Wonder Woman #63 // Review
“And now... for something completely different”. Issue #63 of Wonder Woman, written by G. Willow Wilson, with pencils by Emanuela Lupacchino, inks by Ray McCarthy, and colors by Romulo Fajardo Jr., acts as a nice palette cleanser after the previous, extremely heavy story arc about war. A trio of mythical creatures (a Minotaur, a Pegasus, and a Satyr) have been ripped from their home, and deposited on Earth with no memory of how they got here. With no apparent way back, and no place to go, Wonder Woman has taken responsibility for them. Much like another famous anthropomorphic animal guy, they’re “trapped in a world they never made”, and hilarity ensues.
Introduced in the previous arc only briefly, the stars of this issue are finally given the spotlight, and Wilson makes the most of it. A classic fish out of water story, our “heroes” bounce from place to place in man’s world, trying to figure out how they could possibly fit in, while wrestling with the idea that they might never get home. Much to Wonder Woman’s frustration, they fail in just about every attempt at blending into society, and to be fair, their appearance alone makes acclimation comically-impossible.

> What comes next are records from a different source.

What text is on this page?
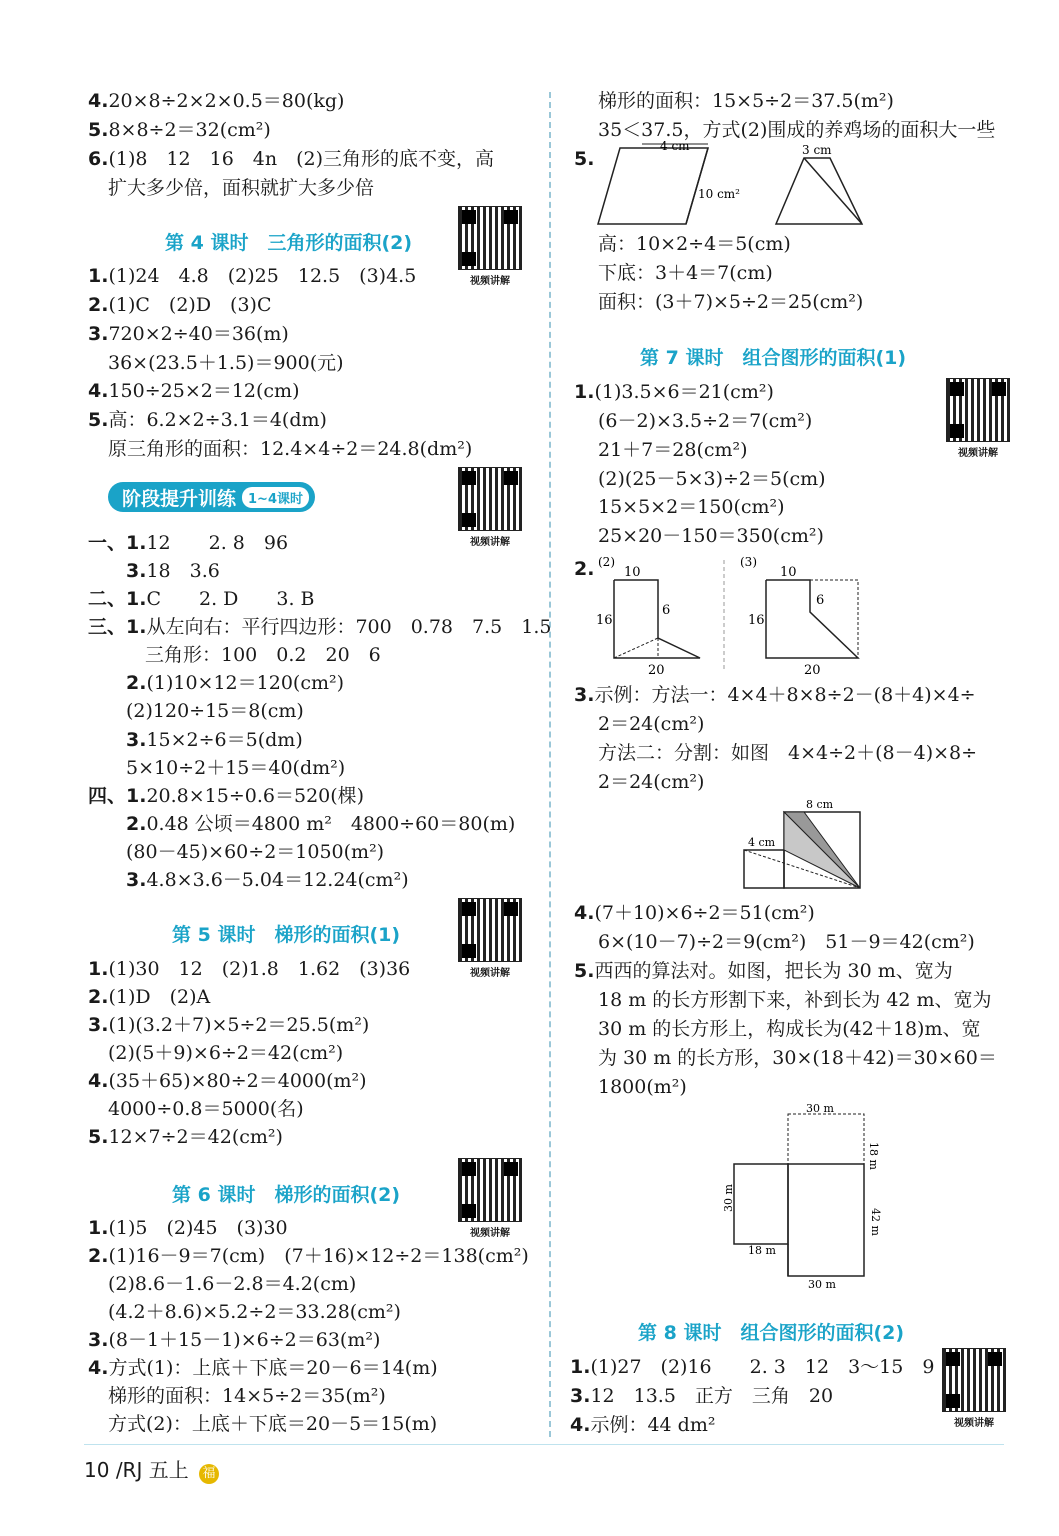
4.20×8÷2×2×0.5＝80(kg)
5.8×8÷2＝32(cm²)
6.(1)8　12　16　4n　(2)三角形的底不变，高
扩大多少倍，面积就扩大多少倍
第 4 课时　三角形的面积(2)
视频讲解
1.(1)24　4.8　(2)25　12.5　(3)4.5
2.(1)C　(2)D　(3)C
3.720×2÷40＝36(m)
36×(23.5＋1.5)＝900(元)
4.150÷25×2＝12(cm)
5.高：6.2×2÷3.1＝4(dm)
原三角形的面积：12.4×4÷2＝24.8(dm²)
阶段提升训练 1~4课时
视频讲解
一、1.12　　2. 8　96
　　3.18　3.6
二、1.C　　2. D　　3. B
三、1.从左向右：平行四边形：700　0.78　7.5　1.5
　　　三角形：100　0.2　20　6
　　2.(1)10×12＝120(cm²)
　　(2)120÷15＝8(cm)
　　3.15×2÷6＝5(dm)
　　5×10÷2＋15＝40(dm²)
四、1.20.8×15÷0.6＝520(棵)
　　2.0.48 公顷＝4800 m²　4800÷60＝80(m)
　　(80－45)×60÷2＝1050(m²)
　　3.4.8×3.6－5.04＝12.24(cm²)
第 5 课时　梯形的面积(1)
视频讲解
1.(1)30　12　(2)1.8　1.62　(3)36
2.(1)D　(2)A
3.(1)(3.2＋7)×5÷2＝25.5(m²)
(2)(5＋9)×6÷2＝42(cm²)
4.(35＋65)×80÷2＝4000(m²)
4000÷0.8＝5000(名)
5.12×7÷2＝42(cm²)
第 6 课时　梯形的面积(2)
视频讲解
1.(1)5　(2)45　(3)30
2.(1)16－9＝7(cm)　(7＋16)×12÷2＝138(cm²)
(2)8.6－1.6－2.8＝4.2(cm)
(4.2＋8.6)×5.2÷2＝33.28(cm²)
3.(8－1＋15－1)×6÷2＝63(m²)
4.方式(1)：上底＋下底＝20－6＝14(m)
梯形的面积：14×5÷2＝35(m²)
方式(2)：上底＋下底＝20－5＝15(m)
梯形的面积：15×5÷2＝37.5(m²)
35＜37.5，方式(2)围成的养鸡场的面积大一些
5.
4 cm
10 cm²
3 cm
高：10×2÷4＝5(cm)
下底：3＋4＝7(cm)
面积：(3＋7)×5÷2＝25(cm²)
第 7 课时　组合图形的面积(1)
视频讲解
1.(1)3.5×6＝21(cm²)
(6－2)×3.5÷2＝7(cm²)
21＋7＝28(cm²)
(2)(25－5×3)÷2＝5(cm)
15×5×2＝150(cm²)
25×20－150＝350(cm²)
2. (2)
10
6
16
20
(3)
10
6
16
20
3.示例：方法一：4×4＋8×8÷2－(8＋4)×4÷
2＝24(cm²)
方法二：分割：如图　4×4÷2＋(8－4)×8÷
2＝24(cm²)
8 cm
4 cm
4.(7＋10)×6÷2＝51(cm²)
6×(10－7)÷2＝9(cm²)　51－9＝42(cm²)
5.西西的算法对。如图，把长为 30 m、宽为
18 m 的长方形割下来，补到长为 42 m、宽为
30 m 的长方形上，构成长为(42＋18)m、宽
为 30 m 的长方形，30×(18＋42)＝30×60＝
1800(m²)
30 m
18 m
30 m
42 m
18 m
30 m
第 8 课时　组合图形的面积(2)
视频讲解
1.(1)27　(2)16　　2. 3　12　3～15　9
3.12　13.5　正方　三角　20
4.示例：44 dm²
10 /RJ 五上 福
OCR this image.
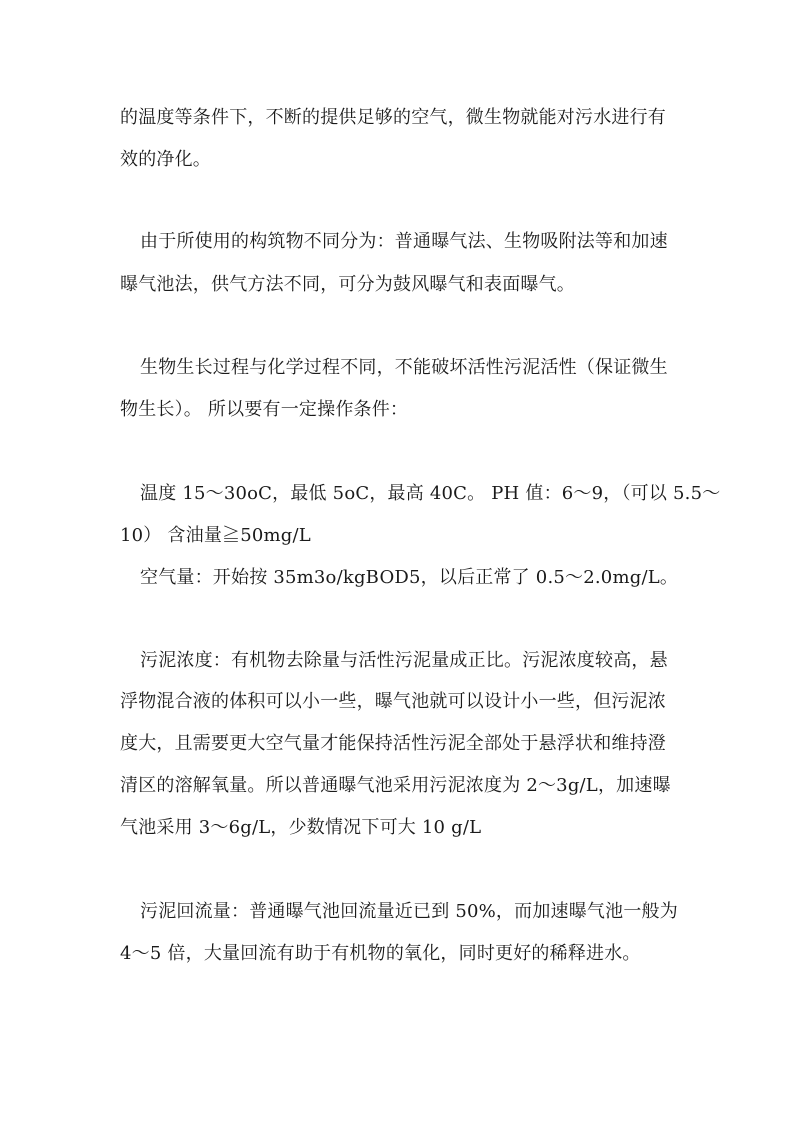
的温度等条件下，不断的提供足够的空气，微生物就能对污水进行有
效的净化。
由于所使用的构筑物不同分为：普通曝气法、生物吸附法等和加速
曝气池法，供气方法不同，可分为鼓风曝气和表面曝气。
生物生长过程与化学过程不同，不能破坏活性污泥活性（保证微生
物生长）。 所以要有一定操作条件：
温度 15～30oC，最低 5oC，最高 40C。 PH 值：6～9，（可以 5.5～
10） 含油量≧50mg/L
空气量：开始按 35m3o/kgBOD5，以后正常了 0.5～2.0mg/L。
污泥浓度：有机物去除量与活性污泥量成正比。污泥浓度较高，悬
浮物混合液的体积可以小一些，曝气池就可以设计小一些，但污泥浓
度大，且需要更大空气量才能保持活性污泥全部处于悬浮状和维持澄
清区的溶解氧量。所以普通曝气池采用污泥浓度为 2～3g/L，加速曝
气池采用 3～6g/L，少数情况下可大 10 g/L
污泥回流量：普通曝气池回流量近已到 50%，而加速曝气池一般为
4～5 倍，大量回流有助于有机物的氧化，同时更好的稀释进水。
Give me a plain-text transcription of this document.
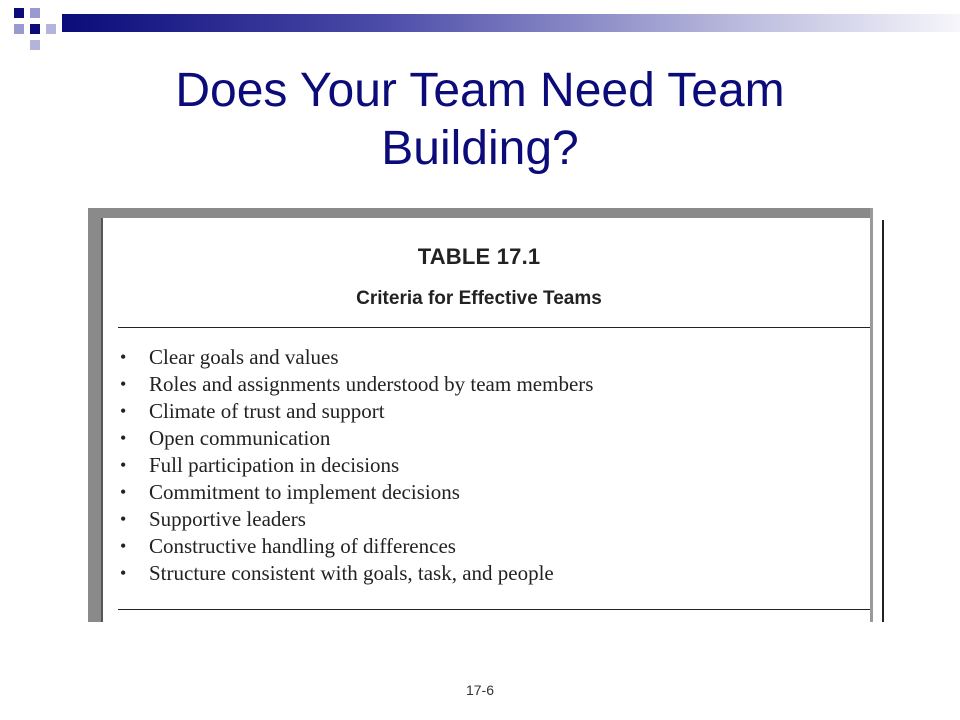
Does Your Team Need Team Building?
TABLE 17.1
Criteria for Effective Teams
• Clear goals and values
• Roles and assignments understood by team members
• Climate of trust and support
• Open communication
• Full participation in decisions
• Commitment to implement decisions
• Supportive leaders
• Constructive handling of differences
• Structure consistent with goals, task, and people
17-6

Wilson is surely building these characters up to be ongoing supporting cast for Diana, and this one-shot story was a great way to do that. The trio of creatures is immediately likeable, and they fit right into Wonder Woman’s world. As shown in the issue, this isn’t even the first Minotaur that Diana has befriended. In addition to Aphrodite, who seemed to be hinting that she would be sticking around last issue, plus the usuals, such as Steve Trevor and Etta Candy, Wilson is on her way to providing the best supporting cast this title has had in years.
The only bad thing that can be said about this issue is that Wonder Woman seems a little out of character with how she handles these poor, lost souls. Wilson, in her need to show that Wonder Woman is busy handling several things at once, seems to miss Diana’s compassion towards all beings. It’s not likely she would just abandon them in the middle of a city to fend for themselves until she returned, even if it does make for a comedic premise. It’s a minor gripe, considering the light-heartedness of the story, but since the whole set up hinges on her action of leaving them alone, it’s worth mentioning.
Lupacchino does a great job handling the lighter, comical aspects of this issue, from the interview at customs, to the dinner at a fancy restaurant. She does especially amazing face work when it comes to people reacting to seeing these mythical creatures in everyday situations. McCarthy and Fajardo Jr., on inks and colors, do nothing but bolster the already-excellent pencil work, adding up to the perfect art team for this issue.
Overall, if you missed this issue, you wouldn’t be lost moving forward, but you would also be doing yourself a disservice by skipping out on one of the most enjoyable chapters of Wilson’s run so far. Hopefully, there will be more of these one-shots to come in the future, as they provide a delightful breather between big arcs. Wilson seems to be having fun restructuring Wonder Woman’s world for a new era, and her attitude is contagious.